Here's how these ideas have woven together for me. A couple of weeks ago I preached a sermon in which I highlighted that Jesus called people to make a decision about him. He provoked a response, and he based his hearers' status with the Father on how they responded to the Son. I talked further about how for us this is an ongoing decision. It is not settled in a one-time "sinner's prayer." Rather, we must "take up our crosses" every day and follow him.

I have also been engaged in an unrelated study about the incarnation of Christ. Specifically I have been thinking about the self-emptying of the Word to become human. Phil 2:7 says that Christ Jesus "emptied himself, taking the form of a slave, being born in human likeness..." The theological term for this self-emptying is kenosis, taken after the Greek word that is translated "emptied himself."

I have always thought of Christ's kenosis as consisting mainly of an initial decision on the part of the divine Word to enter our world as one of us by becoming human. And surely this decision did take place. It was a divine intention that, in its proper time, came to pass.

However, today I was helped to see that the kenosis of Christ was an ongoing decision. In his excellent book The Person of Christ, Donald MacLeod writes, "Every day of the Lord's life he re-enacted the kenosis, renewing the decision which had made him nothing and choosing to move further and further into the shame and pain it involved." That is, at every moment of his life, Jesus was living out a perpetual decision not only to be one of us, but also to be our slave. I am not sure we can ever fully appreciate the magnitude of the kenosis of Christ.
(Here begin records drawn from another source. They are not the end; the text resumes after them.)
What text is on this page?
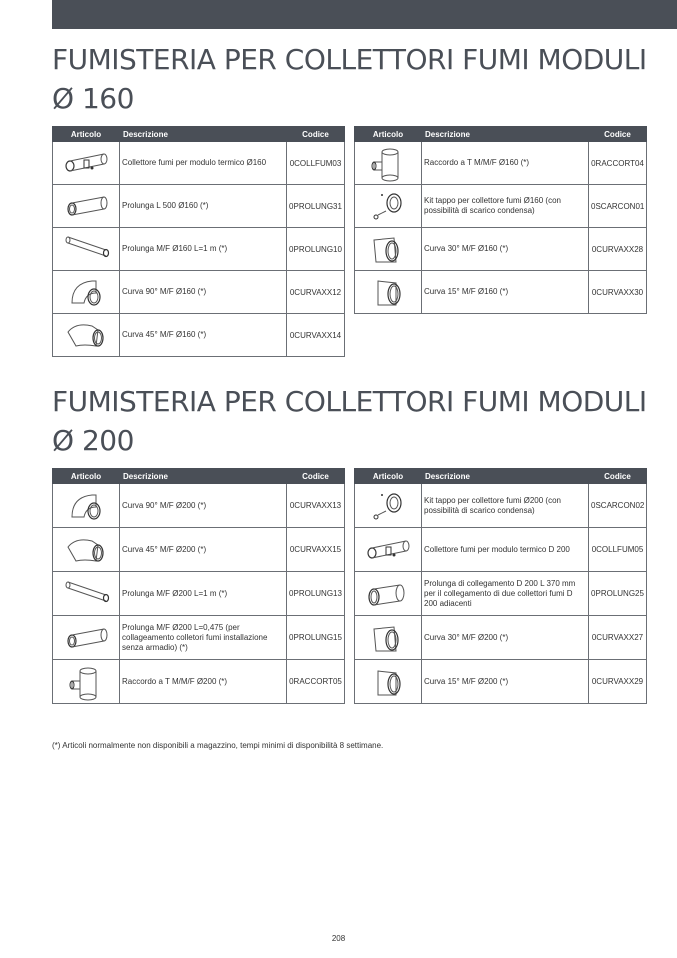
FUMISTERIA PER COLLETTORI FUMI MODULI
Ø 160
Articolo	Descrizione	Codice

	Collettore fumi per modulo termico Ø160	0COLLFUM03

	Prolunga L 500 Ø160 (*)	0PROLUNG31

	Prolunga M/F Ø160 L=1 m (*)	0PROLUNG10

	Curva 90° M/F Ø160 (*)	0CURVAXX12

	Curva 45° M/F Ø160 (*)	0CURVAXX14
Articolo	Descrizione	Codice

	Raccordo a T M/M/F Ø160 (*)	0RACCORT04

	Kit tappo per collettore fumi Ø160 (con possibilità di scarico condensa)	0SCARCON01

	Curva 30° M/F Ø160 (*)	0CURVAXX28

	Curva 15° M/F Ø160 (*)	0CURVAXX30
FUMISTERIA PER COLLETTORI FUMI MODULI
Ø 200
Articolo	Descrizione	Codice

	Curva 90° M/F Ø200 (*)	0CURVAXX13

	Curva 45° M/F Ø200 (*)	0CURVAXX15

	Prolunga M/F Ø200 L=1 m (*)	0PROLUNG13

	Prolunga M/F Ø200 L=0,475 (per collageamento colletori fumi installazione senza armadio) (*)	0PROLUNG15

	Raccordo a T M/M/F Ø200 (*)	0RACCORT05
Articolo	Descrizione	Codice

	Kit tappo per collettore fumi Ø200 (con possibilità di scarico condensa)	0SCARCON02

	Collettore fumi per modulo termico D 200	0COLLFUM05

	Prolunga di collegamento D 200 L 370 mm per il collegamento di due collettori fumi D 200 adiacenti	0PROLUNG25

	Curva 30° M/F Ø200 (*)	0CURVAXX27

	Curva 15° M/F Ø200 (*)	0CURVAXX29

(*) Articoli normalmente non disponibili a magazzino, tempi minimi di disponibilità 8 settimane.

208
And this is how Jesus' kenosis is our example. When he told his followers that in order to be his disciples, they needed to surrender everything, even their own lives, and when he added that they needed to take up their crosses and follow him every day, he wasn't just laying out religious requirements. He was calling us all into the life he lived on a daily basis. Not only that, but our sacrifices pale in comparison to the ongoing self-emptying of the divine Word to become a human, and then a slave to all humans, and then a sacrifice for his fellow humans. Truly -- indeed, in ways we will have all eternity to explore and appreciate -- Jesus is our example of ongoing self-emptying.